In recent years, studies have revealed that OGG1 not only participates in the traditional BER pathway, but its small molecule activator TH10785 also interacts with OGG1 to activate the β,δ-cleavage enzyme function of OGG1; in this process, the clearance of AP sites by OGG1 is no longer dependent on APE1, but on the repair of polynucleotide kinase phosphatase (PNKP1) activity. TH10785 has also been found to significantly increase intracellular OGG1 recruitment and repair oxidative DNA damage [30].
In addition, OGG1 can act as a signal transduction molecule to regulate gene transcription and, thus, protect against oxidative stress. In one study, researchers examined 3-methylcholanthrene (3-MCA)-induced lung cancer in a rat model and human lung cancer tissue samples and found that TET1 methylation levels were significantly upregulated while DNA hydroxymethylation levels in the promoter regions of XRCC1, OGG1, and APEX1, which are key genes of the BER pathway, were significantly reduced. Moreover, methylation levels gradually increased.
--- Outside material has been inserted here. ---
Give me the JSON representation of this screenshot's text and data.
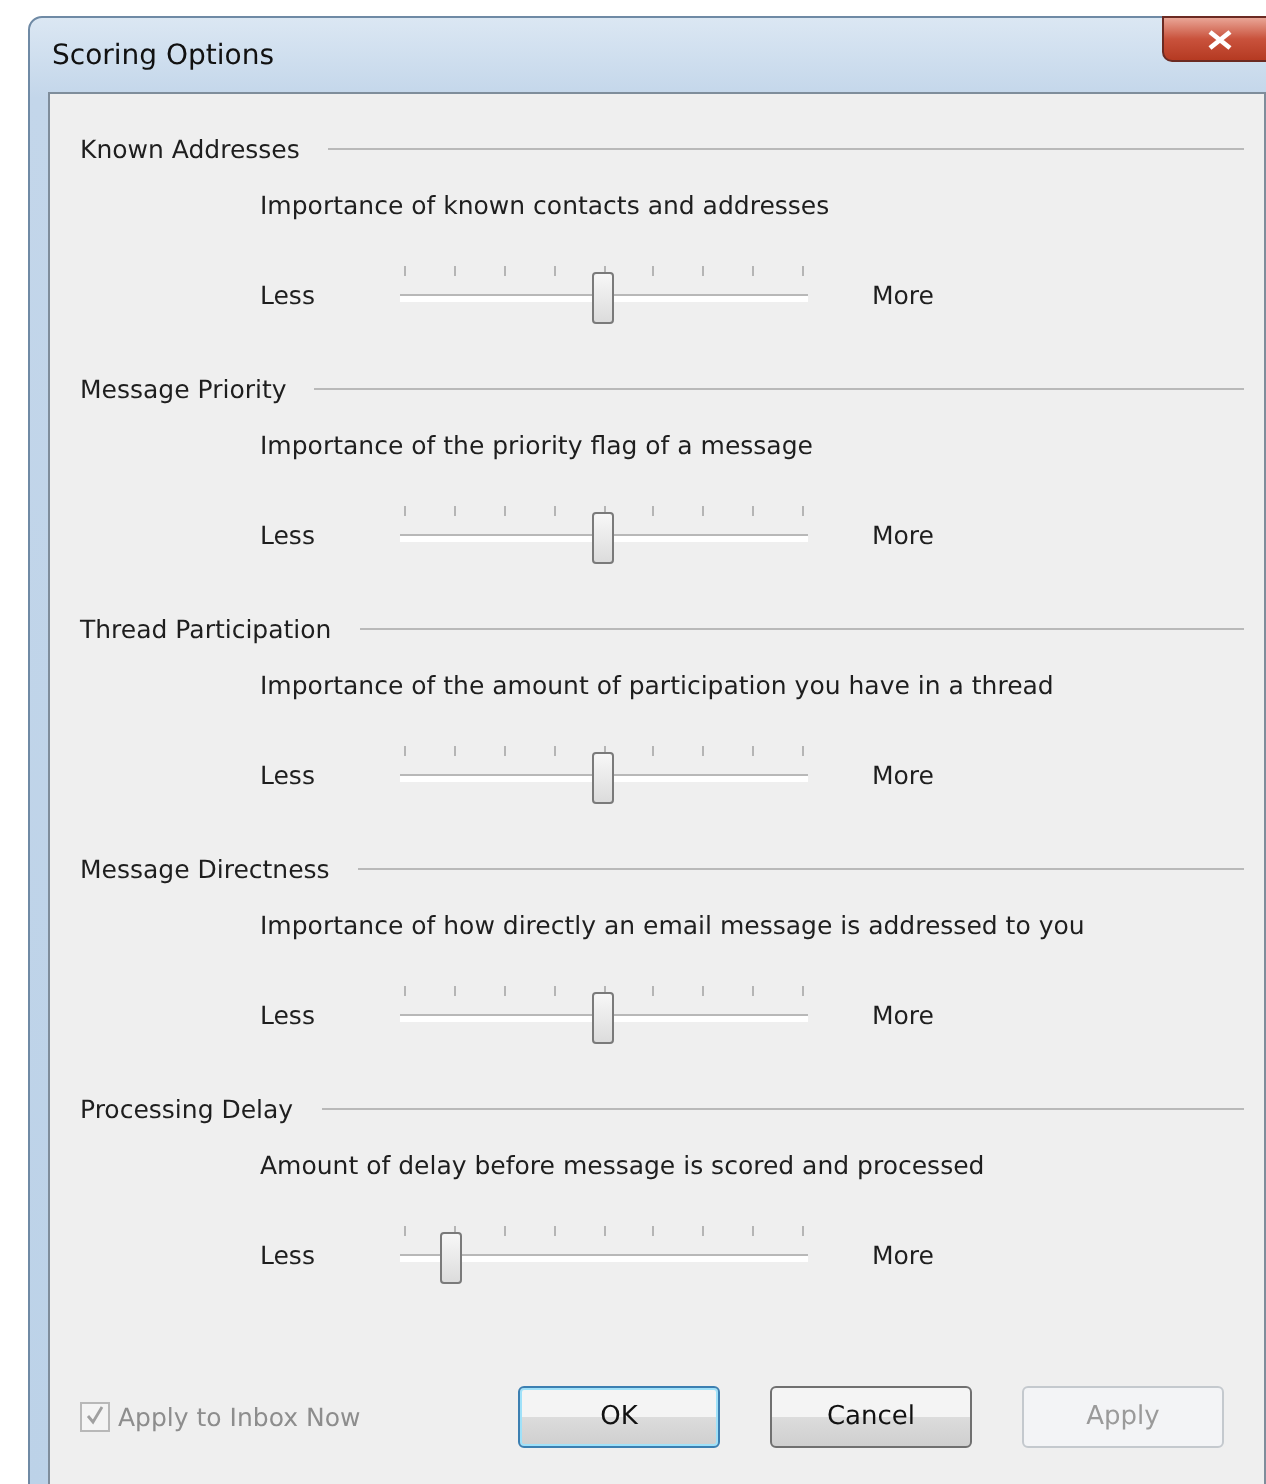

Blocking OGG1 significantly attenuated the effect of TET1 [31]. This is due to the ability of OGG1 to target and bind to 8-oxoG and then recruit the dioxygenase TET1 to oxidize 5-methylcytosine (5-mC) adjacent to 8-oxoG to form 5-hydroxymethylcytosine (5-hmC), thereby initiating DNA demethylation [32] (Figure 1). These studies have provided insight into the mechanism of action of OGG1 and have highlighted the need for a more comprehensive understanding and assessment of the role of OGG1 in diseases associated with oxidative DNA damage.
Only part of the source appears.